主に、仮想化ソリューション※1、次世代ネットワーク、セキュリティ、ストレージ等の分野を対象としており、ここ数年は企業の情報システムに対するサイバー攻撃の増大を背景に、クラウド型セキュリティ対策製品の需要が大きく伸長している。主要取扱製品・サービスとしては、Palo Alto Networksの次世代ファイアウォール※2及びSASE※3(Secure Access Service Edge)、F5の負荷分散装置※4、Trellixの不正侵入防御システム、Proofpointの次世代型メールセキュリティソリューション、Dell Technologiesのクラスターストレージなど世界でも高いシェアを有する製品が多く、それぞれ販売一次代理店となっている。単体売上収益に占める製品売上構成比ではPalo Alto Networks製品が最も大きい。

※1 コンピュータシステムを構成する資源(サーバ、ストレージ、ソフトウェア等)に関する技術。複数から構成されるものを論理的に1つのもののように見せかけて利用できるほか、逆に1つのものを論理的に複数に見せかけて利用できる。
※2 使用されるポート番号やプロトコルなどに関係なく通過するアプリケーションを識別し、それを使うユーザの特定及び制御を行う。さらに幅広い脅威に対するスキャニングを実施することでITネットワーク環境において必要とされる可視化と制御を行うセキュリティシステム。
※3 SASE:ネットワークとセキュリティの機能を包括的にクラウドから提供すること。クラウドサービスの普及が進むなかで、これまでクラウドのポリシーは利用サービス別に適用されることが多かったが、SASEは単一のクラウドに集約し包括的に管理するという新しい概念である。
※4 Webサイトへのアクセス集中による反応の低下やシステムダウンを防止するため、多数のアクセス(負荷)が集中した場合に適切に複数のサーバに振り分ける(分散する)装置。


情報セキュリティ関連市場の拡大が続くなかで受注競争も激しくなっているが、同社は多様なニーズに応えることができる先進的かつ競争力の高い商品ラインナップと技術力に裏打ちされた高いソリューション能力を持つことに加えて、24時間365日の保守サポート体制、運用・監視サービスなど、ワンストップで高品質なサービスを提供できる総合力が強みとなっており、大手企業や官公庁向けを中心に販売実績を拡大している。各ベンダーからもその取り組みが評価され数多くの賞を受賞している。具体的には、Palo Alto Networksからは2018年以降6年連続で「JAPAN Distribution Partner of the Year」※を受賞したのに続き、2023年はアジア太平洋地域で最も優れた功績を残した代理店に贈られる「2023 JAPAC Distribution Partner of the Year(JAPAC:日本を含むアジア太平洋地域)」も受賞した。

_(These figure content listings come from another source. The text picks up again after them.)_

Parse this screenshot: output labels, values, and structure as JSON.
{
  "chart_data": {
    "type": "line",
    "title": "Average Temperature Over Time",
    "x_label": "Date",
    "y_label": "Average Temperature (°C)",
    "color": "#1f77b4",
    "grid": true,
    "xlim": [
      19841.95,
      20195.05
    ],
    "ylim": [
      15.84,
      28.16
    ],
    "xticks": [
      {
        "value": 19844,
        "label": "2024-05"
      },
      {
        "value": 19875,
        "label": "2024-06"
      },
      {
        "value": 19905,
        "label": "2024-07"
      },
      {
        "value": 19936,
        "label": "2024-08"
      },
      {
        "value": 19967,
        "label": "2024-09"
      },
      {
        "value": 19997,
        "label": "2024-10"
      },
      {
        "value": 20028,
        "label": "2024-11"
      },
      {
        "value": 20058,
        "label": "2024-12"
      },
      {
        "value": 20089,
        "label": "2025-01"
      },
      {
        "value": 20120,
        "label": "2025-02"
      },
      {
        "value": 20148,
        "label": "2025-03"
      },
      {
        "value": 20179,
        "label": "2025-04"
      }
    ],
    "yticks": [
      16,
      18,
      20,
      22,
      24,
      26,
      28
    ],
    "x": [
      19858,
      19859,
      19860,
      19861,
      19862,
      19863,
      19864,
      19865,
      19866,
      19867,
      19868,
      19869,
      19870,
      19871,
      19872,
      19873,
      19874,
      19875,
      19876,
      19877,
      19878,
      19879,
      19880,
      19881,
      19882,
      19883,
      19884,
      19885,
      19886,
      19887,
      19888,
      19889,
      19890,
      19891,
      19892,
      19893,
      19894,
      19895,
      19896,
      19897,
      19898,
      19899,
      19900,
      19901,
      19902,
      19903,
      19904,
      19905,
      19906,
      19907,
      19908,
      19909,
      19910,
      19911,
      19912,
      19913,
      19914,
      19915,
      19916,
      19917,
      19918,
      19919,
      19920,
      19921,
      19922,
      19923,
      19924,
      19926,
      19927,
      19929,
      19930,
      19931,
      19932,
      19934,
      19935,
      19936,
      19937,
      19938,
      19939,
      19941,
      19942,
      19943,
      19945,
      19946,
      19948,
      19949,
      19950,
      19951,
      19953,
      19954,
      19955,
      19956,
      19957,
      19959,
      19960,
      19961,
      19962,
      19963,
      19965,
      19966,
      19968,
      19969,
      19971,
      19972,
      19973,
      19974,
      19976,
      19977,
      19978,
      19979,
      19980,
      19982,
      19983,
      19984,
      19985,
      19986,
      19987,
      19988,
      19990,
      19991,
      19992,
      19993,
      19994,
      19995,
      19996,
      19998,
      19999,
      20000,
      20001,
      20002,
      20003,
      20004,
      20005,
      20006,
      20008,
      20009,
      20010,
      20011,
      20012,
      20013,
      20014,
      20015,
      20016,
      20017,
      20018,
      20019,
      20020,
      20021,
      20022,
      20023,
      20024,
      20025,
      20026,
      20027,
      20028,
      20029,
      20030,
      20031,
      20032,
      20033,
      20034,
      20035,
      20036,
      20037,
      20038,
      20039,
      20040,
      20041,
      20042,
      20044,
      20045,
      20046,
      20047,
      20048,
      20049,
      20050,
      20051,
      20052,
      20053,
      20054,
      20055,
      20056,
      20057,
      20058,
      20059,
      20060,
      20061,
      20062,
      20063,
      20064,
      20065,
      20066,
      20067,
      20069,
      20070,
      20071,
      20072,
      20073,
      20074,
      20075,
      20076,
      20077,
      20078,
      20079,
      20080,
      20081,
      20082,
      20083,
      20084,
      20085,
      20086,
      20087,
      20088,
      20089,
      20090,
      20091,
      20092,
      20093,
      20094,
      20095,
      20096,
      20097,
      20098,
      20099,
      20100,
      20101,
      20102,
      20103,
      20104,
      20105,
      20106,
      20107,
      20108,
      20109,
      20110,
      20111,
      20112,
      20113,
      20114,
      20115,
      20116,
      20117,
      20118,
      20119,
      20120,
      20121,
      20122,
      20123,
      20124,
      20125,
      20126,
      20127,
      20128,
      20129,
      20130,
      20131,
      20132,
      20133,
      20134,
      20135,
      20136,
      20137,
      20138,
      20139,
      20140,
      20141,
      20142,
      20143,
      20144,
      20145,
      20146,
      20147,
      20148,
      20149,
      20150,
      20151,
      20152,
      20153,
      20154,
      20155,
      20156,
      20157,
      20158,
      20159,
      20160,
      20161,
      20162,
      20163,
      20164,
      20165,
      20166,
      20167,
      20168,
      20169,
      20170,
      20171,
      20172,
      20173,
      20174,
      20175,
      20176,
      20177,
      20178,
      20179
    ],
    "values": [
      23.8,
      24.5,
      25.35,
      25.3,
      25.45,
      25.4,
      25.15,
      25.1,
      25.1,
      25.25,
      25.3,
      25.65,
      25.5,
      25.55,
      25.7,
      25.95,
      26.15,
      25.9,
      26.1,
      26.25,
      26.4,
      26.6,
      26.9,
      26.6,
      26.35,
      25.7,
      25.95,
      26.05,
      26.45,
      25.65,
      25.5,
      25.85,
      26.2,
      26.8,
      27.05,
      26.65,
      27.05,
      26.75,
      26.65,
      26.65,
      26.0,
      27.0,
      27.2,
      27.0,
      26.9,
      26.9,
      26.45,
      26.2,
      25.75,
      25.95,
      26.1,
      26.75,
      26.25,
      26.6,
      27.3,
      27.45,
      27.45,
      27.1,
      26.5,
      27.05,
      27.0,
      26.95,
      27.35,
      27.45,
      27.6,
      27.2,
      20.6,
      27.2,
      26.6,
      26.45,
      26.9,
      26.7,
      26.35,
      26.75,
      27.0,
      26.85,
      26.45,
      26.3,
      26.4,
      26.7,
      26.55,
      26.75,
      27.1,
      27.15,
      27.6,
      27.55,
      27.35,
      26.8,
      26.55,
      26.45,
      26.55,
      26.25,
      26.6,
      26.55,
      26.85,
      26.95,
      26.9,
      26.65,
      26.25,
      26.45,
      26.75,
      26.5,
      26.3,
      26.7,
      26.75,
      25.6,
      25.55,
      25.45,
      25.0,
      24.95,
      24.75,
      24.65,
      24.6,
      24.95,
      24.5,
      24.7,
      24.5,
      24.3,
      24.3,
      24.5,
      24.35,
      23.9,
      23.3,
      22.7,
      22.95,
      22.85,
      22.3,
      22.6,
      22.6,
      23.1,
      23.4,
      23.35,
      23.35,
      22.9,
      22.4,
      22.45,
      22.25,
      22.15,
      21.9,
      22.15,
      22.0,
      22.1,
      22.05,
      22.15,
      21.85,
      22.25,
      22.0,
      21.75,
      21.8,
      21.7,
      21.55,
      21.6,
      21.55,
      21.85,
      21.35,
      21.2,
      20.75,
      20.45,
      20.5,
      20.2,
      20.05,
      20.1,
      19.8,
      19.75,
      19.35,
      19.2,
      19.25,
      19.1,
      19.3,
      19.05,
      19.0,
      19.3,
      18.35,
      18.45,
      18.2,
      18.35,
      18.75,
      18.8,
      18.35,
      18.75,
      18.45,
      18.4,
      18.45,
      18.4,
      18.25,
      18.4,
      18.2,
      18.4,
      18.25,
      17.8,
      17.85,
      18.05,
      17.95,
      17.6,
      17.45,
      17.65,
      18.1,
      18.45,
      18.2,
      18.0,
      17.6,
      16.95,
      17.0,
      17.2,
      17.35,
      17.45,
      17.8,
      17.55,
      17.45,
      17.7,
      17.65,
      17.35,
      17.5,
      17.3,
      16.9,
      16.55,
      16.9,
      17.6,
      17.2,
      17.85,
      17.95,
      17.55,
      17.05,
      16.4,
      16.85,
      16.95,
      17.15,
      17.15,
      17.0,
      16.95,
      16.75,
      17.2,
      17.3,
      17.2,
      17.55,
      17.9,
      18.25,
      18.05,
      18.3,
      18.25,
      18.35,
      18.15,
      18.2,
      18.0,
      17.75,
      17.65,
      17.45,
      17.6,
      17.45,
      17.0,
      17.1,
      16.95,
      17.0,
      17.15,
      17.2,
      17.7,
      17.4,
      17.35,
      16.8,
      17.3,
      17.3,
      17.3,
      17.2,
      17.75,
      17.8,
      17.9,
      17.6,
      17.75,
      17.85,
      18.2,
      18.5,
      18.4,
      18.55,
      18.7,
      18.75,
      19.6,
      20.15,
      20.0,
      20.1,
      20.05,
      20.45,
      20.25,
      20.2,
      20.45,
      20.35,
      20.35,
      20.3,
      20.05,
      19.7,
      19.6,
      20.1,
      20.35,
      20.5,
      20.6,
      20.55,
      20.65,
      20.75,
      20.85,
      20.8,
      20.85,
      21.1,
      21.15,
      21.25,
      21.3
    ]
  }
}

そのほかにも、エンドポイントセキュリティ製品を提供するTanium(合)や次世代型メールセキュリティ製品を提供する日本プルーフポイント(株)、ストレージ製品を提供するDell Technologiesなど多くのベンダーから同様の賞を受賞している。

※「JAPAN Distribution Partner of the Year」は、販売実績や前年度からの成長、販売後のサポートサービスの提供において大きな成果を達成した日本のディストリビュータを表彰するもので、同社は2018年から6年連続受賞している。


連結子会社のクロス・ヘッドは、ネットワークシステムの運用・監視、セキュリティ製品・ストレージ製品の販売、クラウドサービスの導入支援等を行っている。AWS(Amazon Web Services)の導入支援やサイボウズ<4776>のSaaSソリューションの導入支援を数多く手掛けている。クロス・ヘッドの子会社であるOCHは、中小企業向けにデータバックアップや情報セキュリティ対策関連の自社開発プロダクト、リモートワーク環境構築のための製品をサポートサービスとともに販売・提供している。これら子会社の同事業セグメントに占める売上構成比は15%程度と見られる。